Programa Offshore Patrol Cutter (OPC) e substituição de cutters
O programa Offshore Patrol Cutter (OPC) foi concebido para substituir os envelhecidos Medium Endurance Cutters das classes Famous e Reliance. Com estes novos meios, a Guarda Costeira pretende assegurar uma ponte de capacidades entre os National Security Cutters (NSC), de maior dimensão e alcance, e os Fast Response Cutters (FRC), vocacionados para missões junto à costa.
Histórico do contrato e reforço da produção com a Austal USA
A atribuição inicial do programa OPC ocorreu em 2016, quando a Eastern Shipbuilding Group (ESG), sediada na Florida, ficou responsável pela construção das primeiras unidades da classe Heritage. Contudo, na sequência de impactos associados ao furacão Michael em 2018 e de derrapagens no calendário, a Guarda Costeira optou por alargar a base industrial. Assim, em 2022, adjudicou um contrato adicional à Austal USA, com o objectivo de aumentar a cadência de construção e garantir a entrega dos navios dentro dos prazos.
Participação de autoridades e tradição do padrinho/madrinha
O evento contou com autoridades locais, representantes do Congresso e chefias de topo da Guarda Costeira, incluindo o Comandante em funções, almirante Kevin Lunday. A madrinha do navio, Dr.
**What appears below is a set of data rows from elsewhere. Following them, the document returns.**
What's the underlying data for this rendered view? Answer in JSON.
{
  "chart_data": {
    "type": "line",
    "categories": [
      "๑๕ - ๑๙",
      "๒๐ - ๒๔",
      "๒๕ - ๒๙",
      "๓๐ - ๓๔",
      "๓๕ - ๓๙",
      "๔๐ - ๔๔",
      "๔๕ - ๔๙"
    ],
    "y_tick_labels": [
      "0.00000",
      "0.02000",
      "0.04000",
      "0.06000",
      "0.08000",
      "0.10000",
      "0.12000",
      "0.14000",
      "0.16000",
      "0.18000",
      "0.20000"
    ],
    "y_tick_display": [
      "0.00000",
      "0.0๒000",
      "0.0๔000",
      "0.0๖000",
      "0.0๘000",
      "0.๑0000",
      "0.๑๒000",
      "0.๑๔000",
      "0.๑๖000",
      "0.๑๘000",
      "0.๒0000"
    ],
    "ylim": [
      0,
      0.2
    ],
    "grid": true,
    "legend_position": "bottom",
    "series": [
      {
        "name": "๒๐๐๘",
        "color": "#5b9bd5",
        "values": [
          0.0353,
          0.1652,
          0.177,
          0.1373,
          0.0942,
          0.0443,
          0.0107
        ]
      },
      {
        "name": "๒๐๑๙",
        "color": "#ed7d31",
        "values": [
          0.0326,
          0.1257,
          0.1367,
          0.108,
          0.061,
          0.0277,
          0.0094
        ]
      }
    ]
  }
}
Meghan Pickering Seymour -descendente do coronel Timothy Pickering, cujo nome foi atribuído ao primeiro cutter da Guarda Costeira em 1798-, validou a quilha ao soldar as suas iniciais na placa cerimonial.
Capacidades previstas para os patrulheiros classe Heritage
Os OPC classe Heritage deverão assumir um papel central na presença oceânica da Guarda Costeira, com aptidão para operar de forma autónoma ou integrados em grupos de tarefa. Para além das missões habituais de segurança marítima, estes patrulheiros poderão servir como plataformas de comando e controlo em operações de grande escala, incluindo resposta a furacões, incidentes de migração em massa e protecção de interesses estratégicos no Árctico.